The FT and Our Monetary Shamans
As our long time readers know, we regard the Financial Times' editorial line in monetary matters as terribly misguided. The paper is strongly in favor of Keynesian recipes and central economic planning. Money printing and deficit spending are both hailed as the only thinkable 'solutions' to the problems money printing and deficit spending have created in the first place. The free market rarely comes up for air in the FT, especially not when the topic under discussion is money. The paper's chief economist Martin Wolf is best described as a dangerous monetary crank. That may sound uncharitable, but it happens to be the truth (sometimes one must call a spade a spade; what else can one say about a man who openly called for 'more money printing' and 'helicopter money' on numerous occasions?). To be fair, the FT is not a completely useless rag. The Alphaville blog is often quite informative, and the paper also gives room to critical voices from time to time (in very measured doses).
However, the main reason why we occasionally read the FT's editorials is to learn what the etatiste opposition thinks. Its writers just love to make up new and better 'plans' for the bureaucrats at central banks and other central planning institutions. This is actually par for the course – as a rule, socialists of all stripes want the authorities to adopt their personal plan. Individuals and their plans and goals do not figure in these grandiose social engineering schemes.

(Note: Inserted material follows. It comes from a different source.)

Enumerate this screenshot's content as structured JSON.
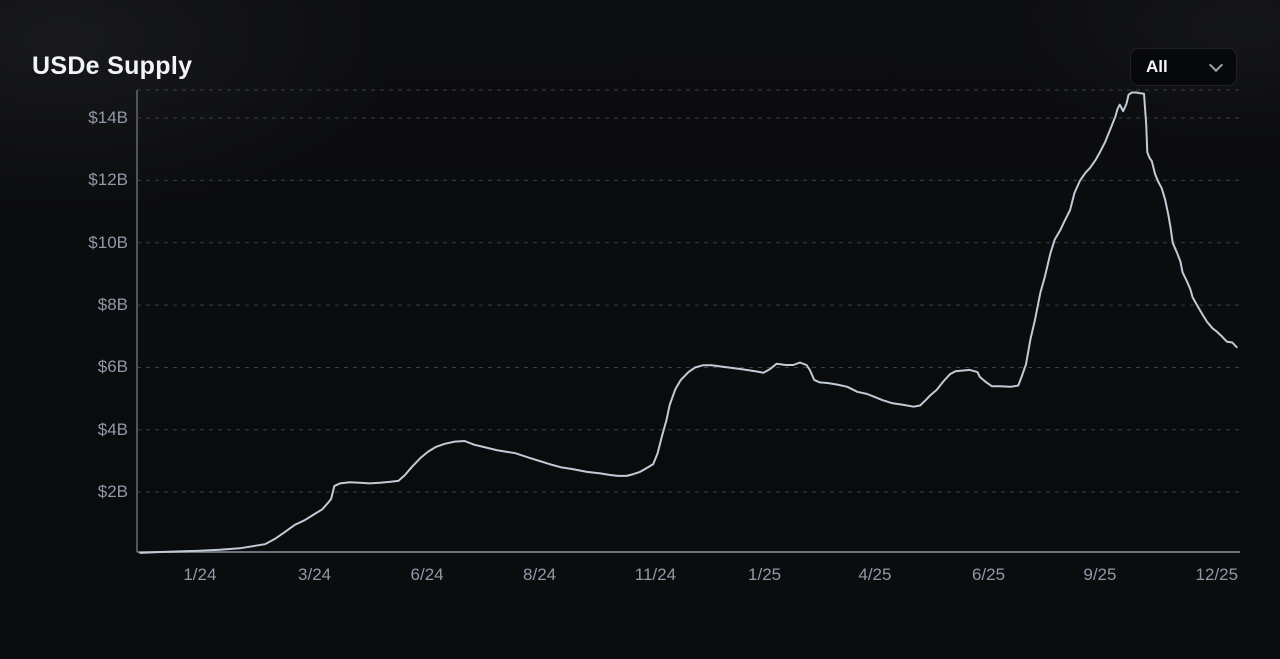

[Must Read: The Alchemists: Three Central Bankers and a World on Fire]
No matter how far out the ideas presented in the FT are, many are sooner or later adopted, in short, the paper often appears to be floating 'trial balloons' just before they become the official line of thinking. Not least because of the adoption of many of these policy prescriptions, we are approaching the system's final catastrophe at what is probably the fastest speed possible under the current institutional arrangements.
A hat tip to Bill Fleckenstein: in one of his recent missives, he mentioned an FT article that we would very likely have missed otherwise. The article in question is by Mrs. Gillian Tett, and although its tone suggests that she is presenting a new idea, she is actually describing things as they already are. Mrs. Tett argues that the next Fed chairman must become like a 'shaman' (or as we would put it, a witch doctor). However, isn't that a description that fits central bankers already? Let us see:
They are representatives of several religions (Keynesianism, monetarism and a dash of rational expectationism, wrapped in an econometric package) and the entire financial world parses and dreads their pronouncements. They give work to a large priestly caste that is most of the time writing apologias for their actions, clad in a cloak of scientism.
According to Mrs. Tett, the next Fed chairman must bend us to his or her will by “persuading us all to think in a manner that suits the Fed’s economic goals”, by means of the wily employment of 'ritualistic statements'.